Residential construction continues to rise. In 2018, completions surged 18% to 20,968 units from the previous year, after y-o-y rises of 22% in 2017 and 29% in 2016.

Rents, rental yields: poor yields, at just above 2%

Apartment costs in Hong Kong are very high, at around $28,570 per sq. m. 

Hong Kong: typical city centre apartment buying price, monthly rent (130 sq. m)
  Buying price Rate per month Yield
  $3,714,113  $7,267 2.35%

Recent news: Sharp economic slowdown amidst US-China trade war, domestic social unrest

Hong Kong’s economy is slowing sharply, as a fragile global outlook, the ongoing trade dispute between the US and China and the worsening domestic social unrest continue to dampen domestic activity. Hong Kong’s economy contracted by 2.9% in Q3 2019 from a year earlier, in contrast to y-o-y expansions of 0.4% in Q2 2019, 0.6% in Q1 2019, 1.2% in Q4 2018, and 2.8% in Q3 2018. In fact, it was the first contraction in a decade. Secretary of Finance Paul Chan recently lowered its 2019 growth forecast for HK’s economy to just 0% to 1%, down from the previous estimate of 2% to 3% and from a growth of 3% in 2018. But even that is now unlikely to achieve after the economy had officially fallen into technical recession during the latest quarter.

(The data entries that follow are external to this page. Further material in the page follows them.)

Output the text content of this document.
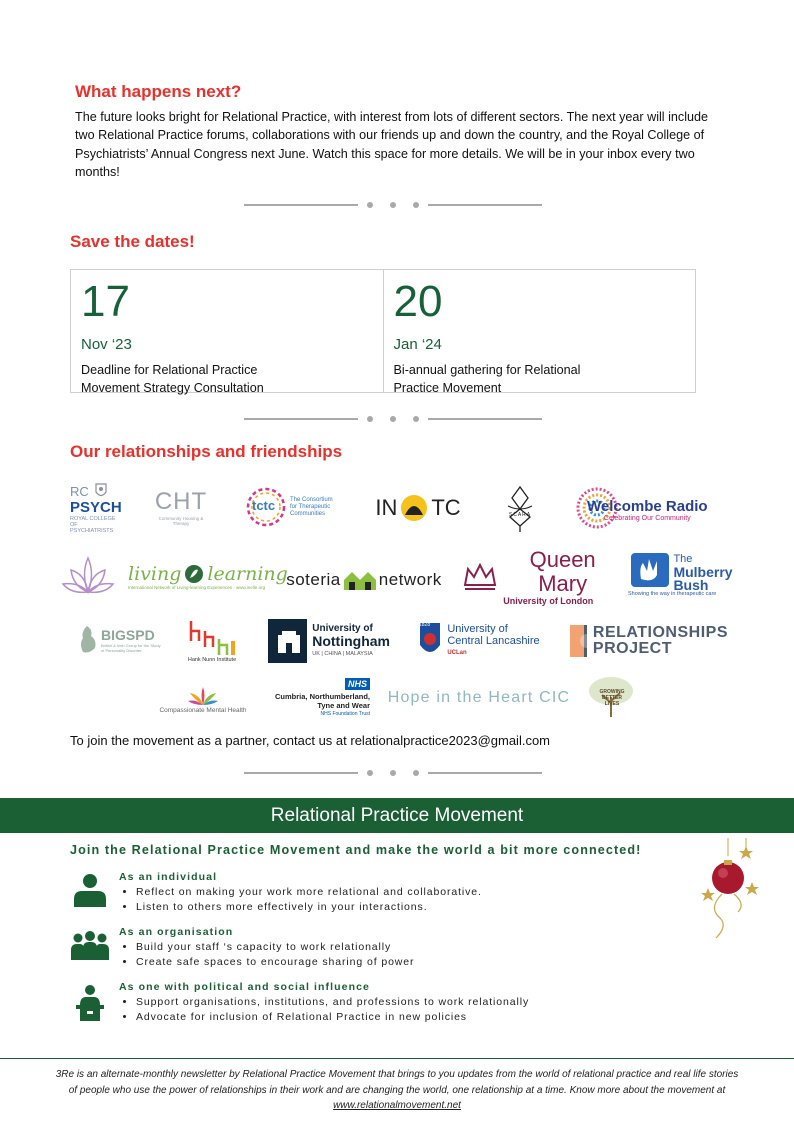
What happens next?

The future looks bright for Relational Practice, with interest from lots of different sectors. The next year will include two Relational Practice forums, collaborations with our friends up and down the country, and the Royal College of Psychiatrists’ Annual Congress next June. Watch this space for more details. We will be in your inbox every two months!

Save the dates!
17
Nov ‘23
Deadline for Relational Practice Movement Strategy Consultation
20
Jan ‘24
Bi-annual gathering for Relational Practice Movement
Our relationships and friendships
RC
PSYCH
ROYAL COLLEGE OF PSYCHIATRISTS
CHT
Community Housing & Therapy
tctc The Consortium for Therapeutic Communities	IN TC	SCARA	Welcombe Radio
Celebrating Our Community
living learning
International Network of Living-learning Experiences · www.inelle.org soteria network
Queen Mary
University of London
The
Mulberry
Bush
Showing the way in therapeutic care
BIGSPD
British & Irish Group for the Study of Personality Disorder
Hank Nunn Institute
University of
Nottingham
UK | CHINA | MALAYSIA
1828 University of
Central Lancashire
UCLan
RELATIONSHIPS
PROJECT
Compassionate Mental Health
NHS
Cumbria, Northumberland,
Tyne and Wear
NHS Foundation Trust
Hope in the Heart CIC	GROWING
BETTER
LIVES

To join the movement as a partner, contact us at relationalpractice2023@gmail.com

Relational Practice Movement

Join the Relational Practice Movement and make the world a bit more connected!

As an individual
• Reflect on making your work more relational and collaborative.
• Listen to others more effectively in your interactions.
As an organisation
• Build your staff ‘s capacity to work relationally
• Create safe spaces to encourage sharing of power
As one with political and social influence
• Support organisations, institutions, and professions to work relationally
• Advocate for inclusion of Relational Practice in new policies

3Re is an alternate-monthly newsletter by Relational Practice Movement that brings to you updates from the world of relational practice and real life stories of people who use the power of relationships in their work and are changing the world, one relationship at a time. Know more about the movement at www.relationalmovement.net
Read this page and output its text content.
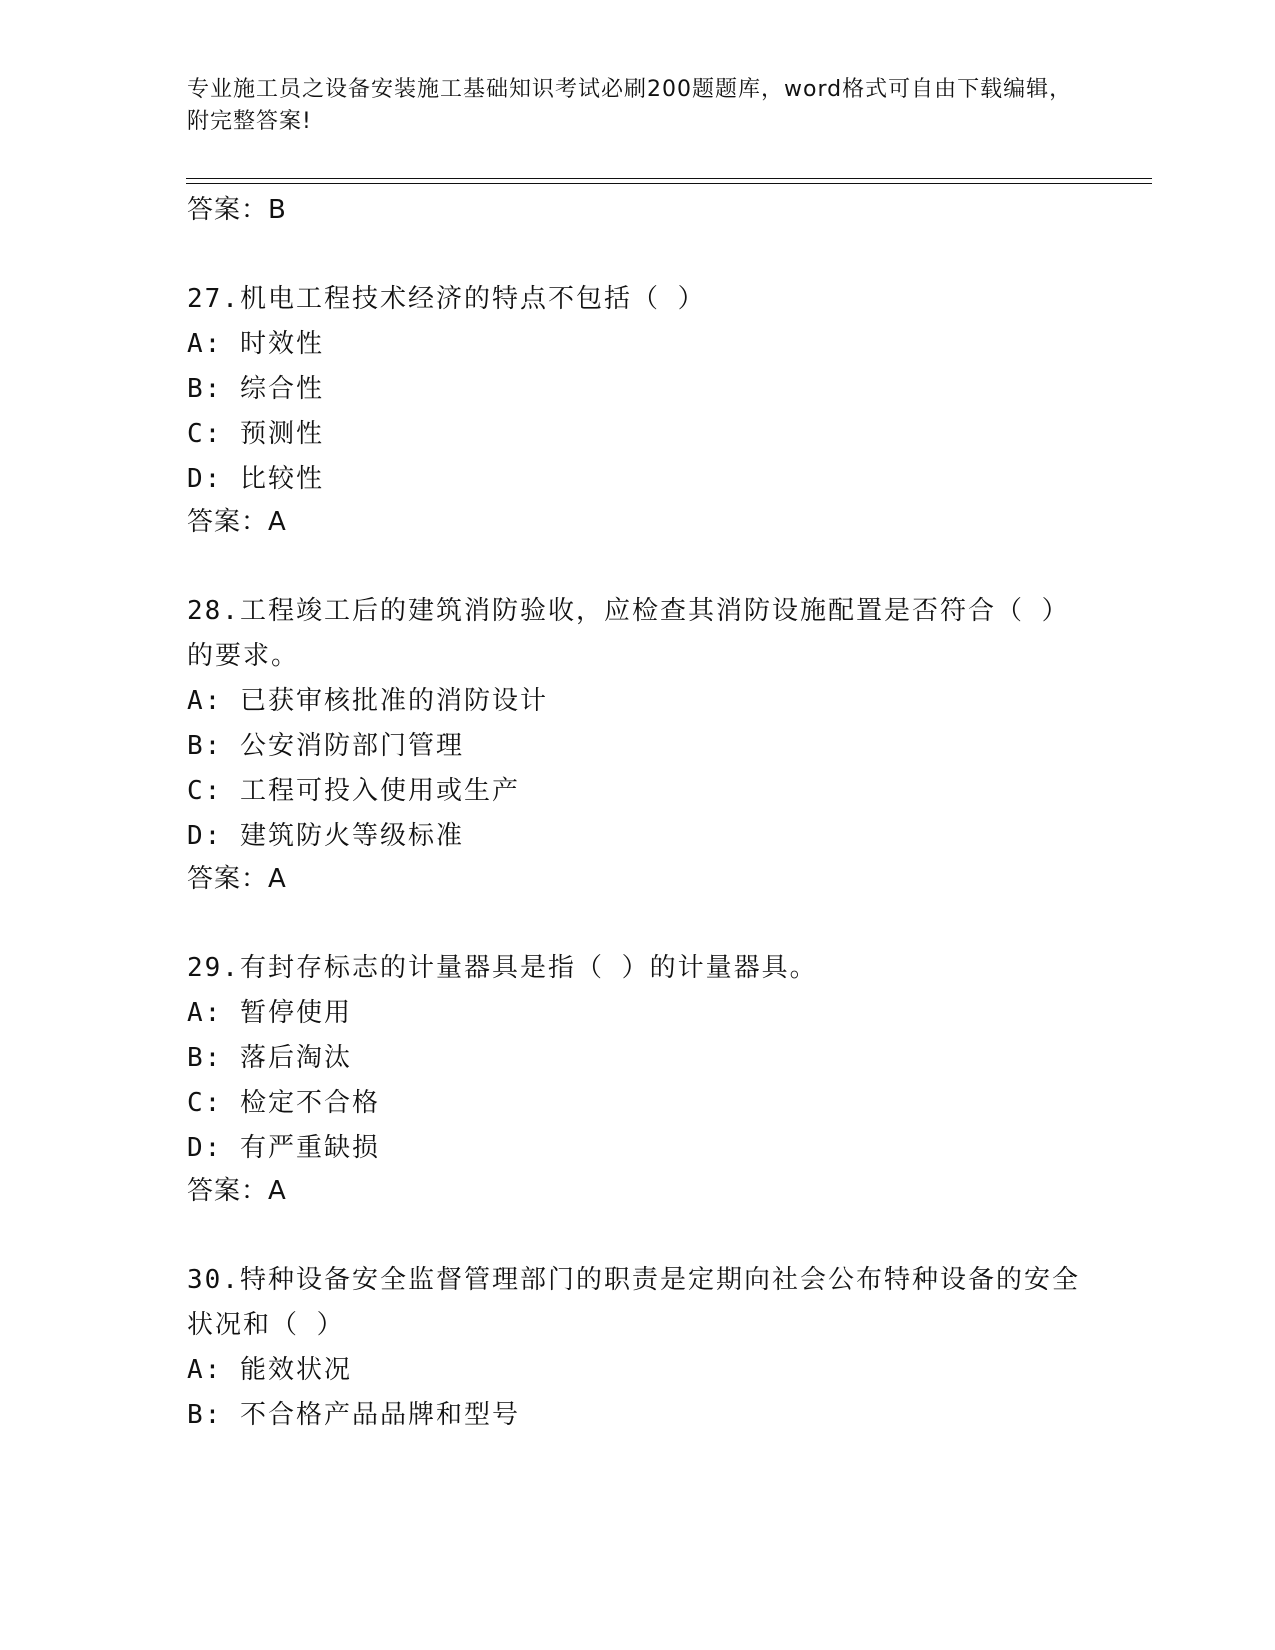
专业施工员之设备安装施工基础知识考试必刷200题题库，word格式可自由下载编辑，附完整答案!
答案：B
27.机电工程技术经济的特点不包括（ ）
A: 时效性
B: 综合性
C: 预测性
D: 比较性
答案：A
28.工程竣工后的建筑消防验收，应检查其消防设施配置是否符合（ ）的要求。
A: 已获审核批准的消防设计
B: 公安消防部门管理
C: 工程可投入使用或生产
D: 建筑防火等级标准
答案：A
29.有封存标志的计量器具是指（ ）的计量器具。
A: 暂停使用
B: 落后淘汰
C: 检定不合格
D: 有严重缺损
答案：A
30.特种设备安全监督管理部门的职责是定期向社会公布特种设备的安全状况和（ ）
A: 能效状况
B: 不合格产品品牌和型号
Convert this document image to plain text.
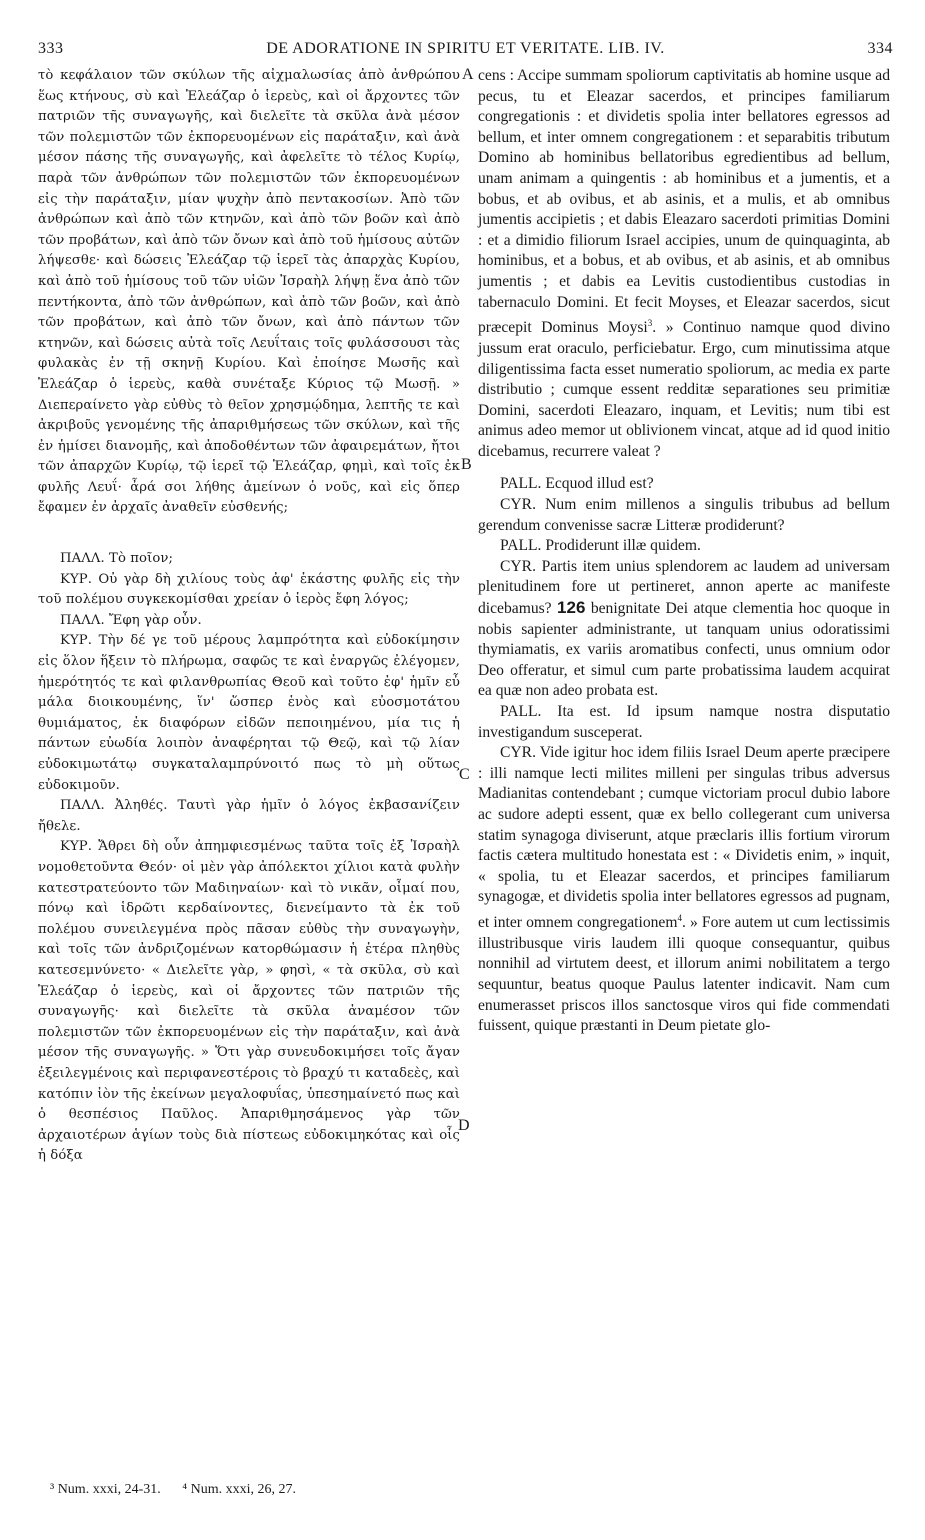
333	DE ADORATIONE IN SPIRITU ET VERITATE. LIB. IV.	334

τὸ κεφάλαιον τῶν σκύλων τῆς αἰχμαλωσίας ἀπὸ ἀνθρώπου ἕως κτήνους, σὺ καὶ Ἐλεάζαρ ὁ ἱερεὺς, καὶ οἱ ἄρχοντες τῶν πατριῶν τῆς συναγωγῆς, καὶ διελεῖτε τὰ σκῦλα ἀνὰ μέσον τῶν πολεμιστῶν τῶν ἐκπορευομένων εἰς παράταξιν, καὶ ἀνὰ μέσον πάσης τῆς συναγωγῆς, καὶ ἀφελεῖτε τὸ τέλος Κυρίῳ, παρὰ τῶν ἀνθρώπων τῶν πολεμιστῶν τῶν ἐκπορευομένων εἰς τὴν παράταξιν, μίαν ψυχὴν ἀπὸ πεντακοσίων. Ἀπὸ τῶν ἀνθρώπων καὶ ἀπὸ τῶν κτηνῶν, καὶ ἀπὸ τῶν βοῶν καὶ ἀπὸ τῶν προβάτων, καὶ ἀπὸ τῶν ὄνων καὶ ἀπὸ τοῦ ἡμίσους αὐτῶν λήψεσθε· καὶ δώσεις Ἐλεάζαρ τῷ ἱερεῖ τὰς ἀπαρχὰς Κυρίου, καὶ ἀπὸ τοῦ ἡμίσους τοῦ τῶν υἱῶν Ἰσραὴλ λήψῃ ἕνα ἀπὸ τῶν πεντήκοντα, ἀπὸ τῶν ἀνθρώπων, καὶ ἀπὸ τῶν βοῶν, καὶ ἀπὸ τῶν προβάτων, καὶ ἀπὸ τῶν ὄνων, καὶ ἀπὸ πάντων τῶν κτηνῶν, καὶ δώσεις αὐτὰ τοῖς Λευΐταις τοῖς φυλάσσουσι τὰς φυλακὰς ἐν τῇ σκηνῇ Κυρίου. Καὶ ἐποίησε Μωσῆς καὶ Ἐλεάζαρ ὁ ἱερεὺς, καθὰ συνέταξε Κύριος τῷ Μωσῇ. » Διεπεραίνετο γὰρ εὐθὺς τὸ θεῖον χρησμῴδημα, λεπτῆς τε καὶ ἀκριβοῦς γενομένης τῆς ἀπαριθμήσεως τῶν σκύλων, καὶ τῆς ἐν ἡμίσει διανομῆς, καὶ ἀποδοθέντων τῶν ἀφαιρεμάτων, ἤτοι τῶν ἀπαρχῶν Κυρίῳ, τῷ ἱερεῖ τῷ Ἐλεάζαρ, φημὶ, καὶ τοῖς ἐκ φυλῆς Λευΐ· ἆρά σοι λήθης ἀμείνων ὁ νοῦς, καὶ εἰς ὅπερ ἔφαμεν ἐν ἀρχαῖς ἀναθεῖν εὐσθενής;

ΠΑΛΛ. Τὸ ποῖον;

ΚΥΡ. Οὐ γὰρ δὴ χιλίους τοὺς ἀφ' ἑκάστης φυλῆς εἰς τὴν τοῦ πολέμου συγκεκομίσθαι χρείαν ὁ ἱερὸς ἔφη λόγος;

ΠΑΛΛ. Ἔφη γὰρ οὖν.

ΚΥΡ. Τὴν δέ γε τοῦ μέρους λαμπρότητα καὶ εὐδοκίμησιν εἰς ὅλον ἥξειν τὸ πλήρωμα, σαφῶς τε καὶ ἐναργῶς ἐλέγομεν, ἡμερότητός τε καὶ φιλανθρωπίας Θεοῦ καὶ τοῦτο ἐφ' ἡμῖν εὖ μάλα διοικουμένης, ἵν' ὥσπερ ἑνὸς καὶ εὐοσμοτάτου θυμιάματος, ἐκ διαφόρων εἰδῶν πεποιημένου, μία τις ἡ πάντων εὐωδία λοιπὸν ἀναφέρηται τῷ Θεῷ, καὶ τῷ λίαν εὐδοκιμωτάτῳ συγκαταλαμπρύνοιτό πως τὸ μὴ οὕτως εὐδοκιμοῦν.

ΠΑΛΛ. Ἀληθές. Ταυτὶ γὰρ ἡμῖν ὁ λόγος ἐκβασανίζειν ἤθελε.

ΚΥΡ. Ἄθρει δὴ οὖν ἀπημφιεσμένως ταῦτα τοῖς ἐξ Ἰσραὴλ νομοθετοῦντα Θεόν· οἱ μὲν γὰρ ἀπόλεκτοι χίλιοι κατὰ φυλὴν κατεστρατεύοντο τῶν Μαδιηναίων· καὶ τὸ νικᾶν, οἶμαί που, πόνῳ καὶ ἱδρῶτι κερδαίνοντες, διενείμαντο τὰ ἐκ τοῦ πολέμου συνειλεγμένα πρὸς πᾶσαν εὐθὺς τὴν συναγωγὴν, καὶ τοῖς τῶν ἀνδριζομένων κατορθώμασιν ἡ ἑτέρα πληθὺς κατεσεμνύνετο· « Διελεῖτε γὰρ, » φησὶ, « τὰ σκῦλα, σὺ καὶ Ἐλεάζαρ ὁ ἱερεὺς, καὶ οἱ ἄρχοντες τῶν πατριῶν τῆς συναγωγῆς· καὶ διελεῖτε τὰ σκῦλα ἀναμέσον τῶν πολεμιστῶν τῶν ἐκπορευομένων εἰς τὴν παράταξιν, καὶ ἀνὰ μέσον τῆς συναγωγῆς. » Ὅτι γὰρ συνευδοκιμήσει τοῖς ἄγαν ἐξειλεγμένοις καὶ περιφανεστέροις τὸ βραχύ τι καταδεὲς, καὶ κατόπιν ἰὸν τῆς ἐκείνων μεγαλοφυΐας, ὑπεσημαίνετό πως καὶ ὁ θεσπέσιος Παῦλος. Ἀπαριθμησάμενος γὰρ τῶν ἀρχαιοτέρων ἁγίων τοὺς διὰ πίστεως εὐδοκιμηκότας καὶ οἷς ἡ δόξα

A
B
C
D

cens : Accipe summam spoliorum captivitatis ab homine usque ad pecus, tu et Eleazar sacerdos, et principes familiarum congregationis : et dividetis spolia inter bellatores egressos ad bellum, et inter omnem congregationem : et separabitis tributum Domino ab hominibus bellatoribus egredientibus ad bellum, unam animam a quingentis : ab hominibus et a jumentis, et a bobus, et ab ovibus, et ab asinis, et a mulis, et ab omnibus jumentis accipietis ; et dabis Eleazaro sacerdoti primitias Domini : et a dimidio filiorum Israel accipies, unum de quinquaginta, ab hominibus, et a bobus, et ab ovibus, et ab asinis, et ab omnibus jumentis ; et dabis ea Levitis custodientibus custodias in tabernaculo Domini. Et fecit Moyses, et Eleazar sacerdos, sicut præcepit Dominus Moysi$^3$. » Continuo namque quod divino jussum erat oraculo, perficiebatur. Ergo, cum minutissima atque diligentissima facta esset numeratio spoliorum, ac media ex parte distributio ; cumque essent redditæ separationes seu primitiæ Domini, sacerdoti Eleazaro, inquam, et Levitis; num tibi est animus adeo memor ut oblivionem vincat, atque ad id quod initio dicebamus, recurrere valeat ?

PALL. Ecquod illud est?

CYR. Num enim millenos a singulis tribubus ad bellum gerendum convenisse sacræ Litteræ prodiderunt?

PALL. Prodiderunt illæ quidem.

CYR. Partis item unius splendorem ac laudem ad universam plenitudinem fore ut pertineret, annon aperte ac manifeste dicebamus? 126 benignitate Dei atque clementia hoc quoque in nobis sapienter administrante, ut tanquam unius odoratissimi thymiamatis, ex variis aromatibus confecti, unus omnium odor Deo offeratur, et simul cum parte probatissima laudem acquirat ea quæ non adeo probata est.

PALL. Ita est. Id ipsum namque nostra disputatio investigandum susceperat.

CYR. Vide igitur hoc idem filiis Israel Deum aperte præcipere : illi namque lecti milites milleni per singulas tribus adversus Madianitas contendebant ; cumque victoriam procul dubio labore ac sudore adepti essent, quæ ex bello collegerant cum universa statim synagoga diviserunt, atque præclaris illis fortium virorum factis cætera multitudo honestata est : « Dividetis enim, » inquit, « spolia, tu et Eleazar sacerdos, et principes familiarum synagogæ, et dividetis spolia inter bellatores egressos ad pugnam, et inter omnem congregationem$^4$. » Fore autem ut cum lectissimis illustribusque viris laudem illi quoque consequantur, quibus nonnihil ad virtutem deest, et illorum animi nobilitatem a tergo sequuntur, beatus quoque Paulus latenter indicavit. Nam cum enumerasset priscos illos sanctosque viros qui fide commendati fuissent, quique præstanti in Deum pietate glo-

³ Num. xxxi, 24-31. ⁴ Num. xxxi, 26, 27.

Waves of increasingly violent mass protests have swept across Hong Kong in the past seven months, triggered initially by the introduction of an extradition bill that residents see as China’s latest attempt to erode their political freedoms.

In an effort to buoy the struggling economy, the government unveiled several stimulus measures in recent months – HK$19.1 billion (US$2.44 billion) in August 2019, HK$1.4 billion (US$178.8 billion) in September and HK$2 billion (US$255 million) in October. These include higher salary tax rebates and subsidies for the underprivileged and medium-sized businesses, subsidy for low-income families who do not live in public housing and not on welfare, rent subsidy for retailers, fuel subsidy for taxi and minibus drivers, and fee waiver for ship inspections, among others.